Intiman has been looking around to replace the steely, capable Laura Penn for months now. The search ended a few days ago, when Intiman found Brian Colburn, the 35-year-old managing director of Pasadena Playhouse for the last four years.
He seems like a good hire for a bunch of reasons:
One. Colburn is young, and all regional theaters want to do these days is youth themselves up.
Two. Pasadena Playhouse is a quality establishment, a lovely little Spanish mission-style building with a courtyard a nice fountain.

It lives in a smart community—Caltech people, NASA people, the Jet Propulsion Lab people—that also supports the Norton Simon Museum. The only play I’ve seen there, Orson’s Shadow back in February, was quality. Nothing revolutionary, but quality.
(The play dramatizes real-life rehearsals where Orson Welles directed Laurence Olivier in a production of Ionesco’s Rhinoceros, with New Yorker theater critic Kenneth Tynan working as a kind of dramaturge. It’s a fucking disaster.)
Three. The Playhouse is in good financial shape. It brought in $9 million in revenue in 2006—the most recent year for which tax forms are publicly available—and ended the year with a $2.7 million surplus. (Intiman, by contrast, brought in $6 million in 2007 and spent about as much.)
Four. The Playhouse also hosts a fringe company—the Furious Theater1—something Intiman, and every regional theater in America, should do. Big theaters lending their resources to nimbler, more adventurous organizations can only help them.

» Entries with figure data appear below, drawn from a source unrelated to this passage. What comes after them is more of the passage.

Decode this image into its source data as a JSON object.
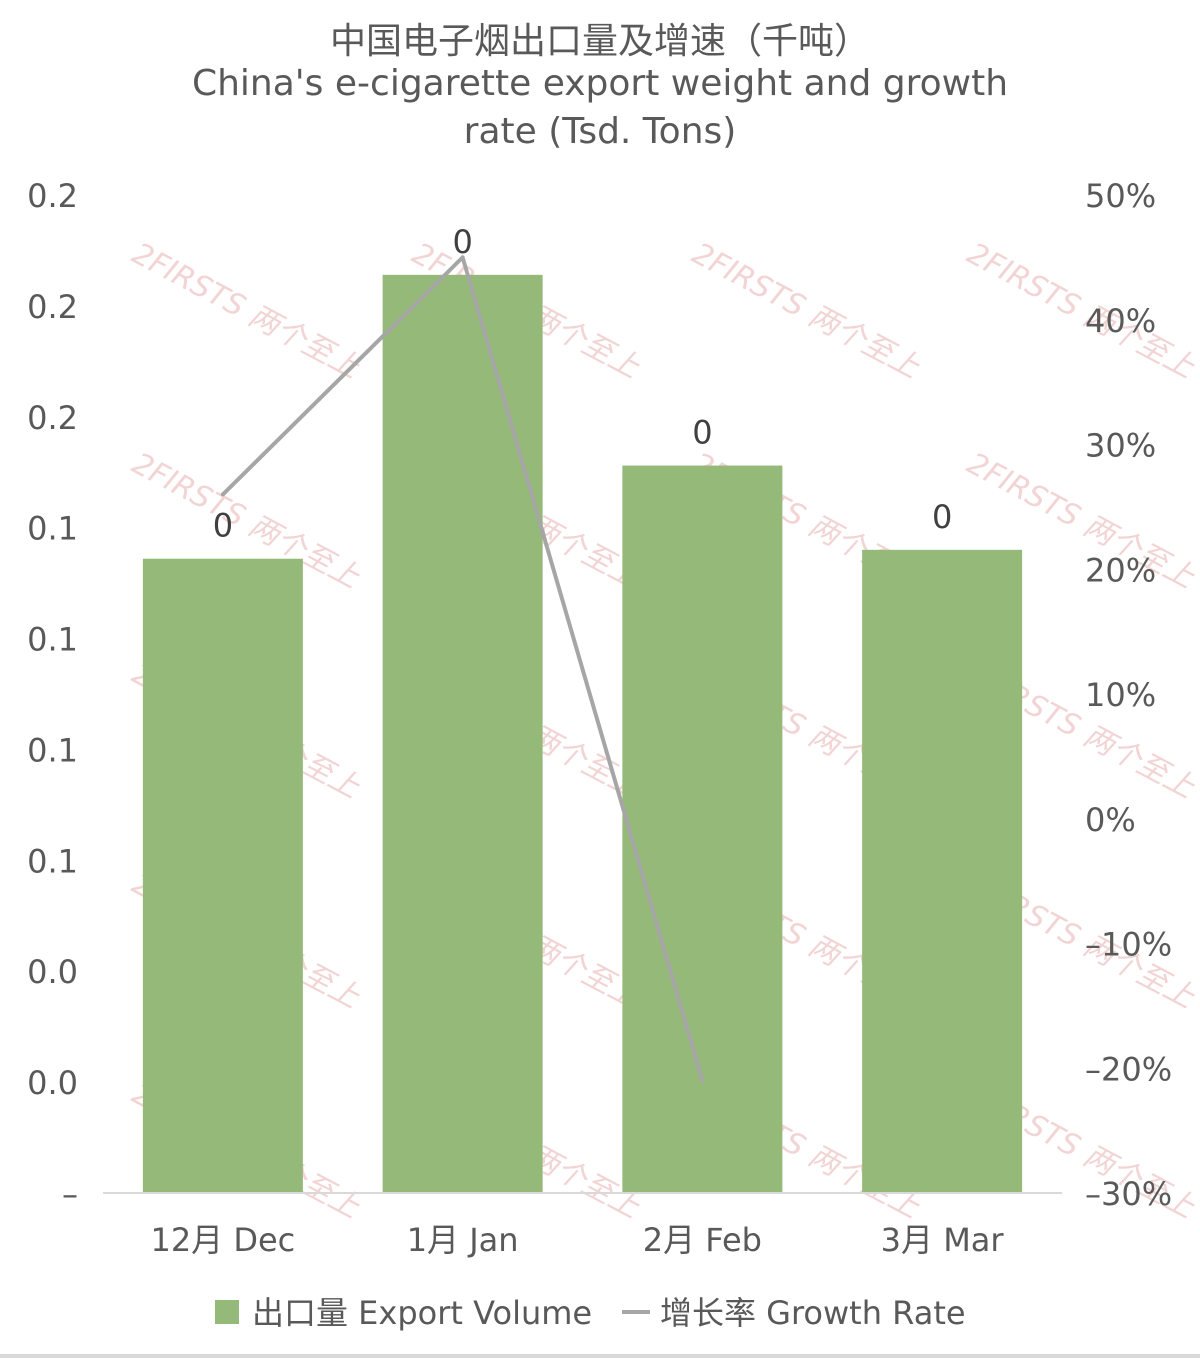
{
  "chart_data": {
    "type": "bar",
    "title_cn": "中国电子烟出口量及增速（千吨）",
    "title_en": "China's e-cigarette export weight and growth rate (Tsd. Tons)",
    "categories": [
      "12月 Dec",
      "1月 Jan",
      "2月 Feb",
      "3月 Mar"
    ],
    "series": [
      {
        "name": "出口量 Export Volume",
        "type": "bar",
        "axis": "left",
        "color": "#95b978",
        "values": [
          0.143,
          0.207,
          0.164,
          0.145
        ],
        "data_labels": [
          "0",
          "0",
          "0",
          "0"
        ]
      },
      {
        "name": "增长率 Growth Rate",
        "type": "line",
        "axis": "right",
        "color": "#a6a6a6",
        "values": [
          26,
          45,
          -21,
          null
        ]
      }
    ],
    "y_left": {
      "ylim": [
        0,
        0.225
      ],
      "ticks": [
        0,
        0.025,
        0.05,
        0.075,
        0.1,
        0.125,
        0.15,
        0.175,
        0.2,
        0.225
      ],
      "tick_labels": [
        "–",
        "0.0",
        "0.0",
        "0.1",
        "0.1",
        "0.1",
        "0.1",
        "0.2",
        "0.2",
        "0.2"
      ]
    },
    "y_right": {
      "ylim": [
        -30,
        50
      ],
      "ticks": [
        -30,
        -20,
        -10,
        0,
        10,
        20,
        30,
        40,
        50
      ],
      "tick_labels": [
        "–30%",
        "–20%",
        "–10%",
        "0%",
        "10%",
        "20%",
        "30%",
        "40%",
        "50%"
      ]
    },
    "grid": false,
    "legend_position": "bottom",
    "watermark": "2FIRSTS 两个至上"
  }
}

ACT is already leaning in that direction with Central Heating Lab, which presents fringe theater, dance, burlesque, comedy, and other stuff you wouldn’t normally expect to see in a regional theater. ACT wisely hired the Lab’s founder, Carlo Scandiuzzi, as managing director a few weeks ago. (You can read the Theater News column about that here.)
So that’s two promising managing directors in just two weeks—a bizarrely good streak for Seattle theater.
1Furious Theater, incidentally, produced the Los Angeles premiere of Back of the Throat, by local playwright Yussef El Guindi. That play had its world premiere at Theater Schmeater and went on good reception and reviews in NYC and LA.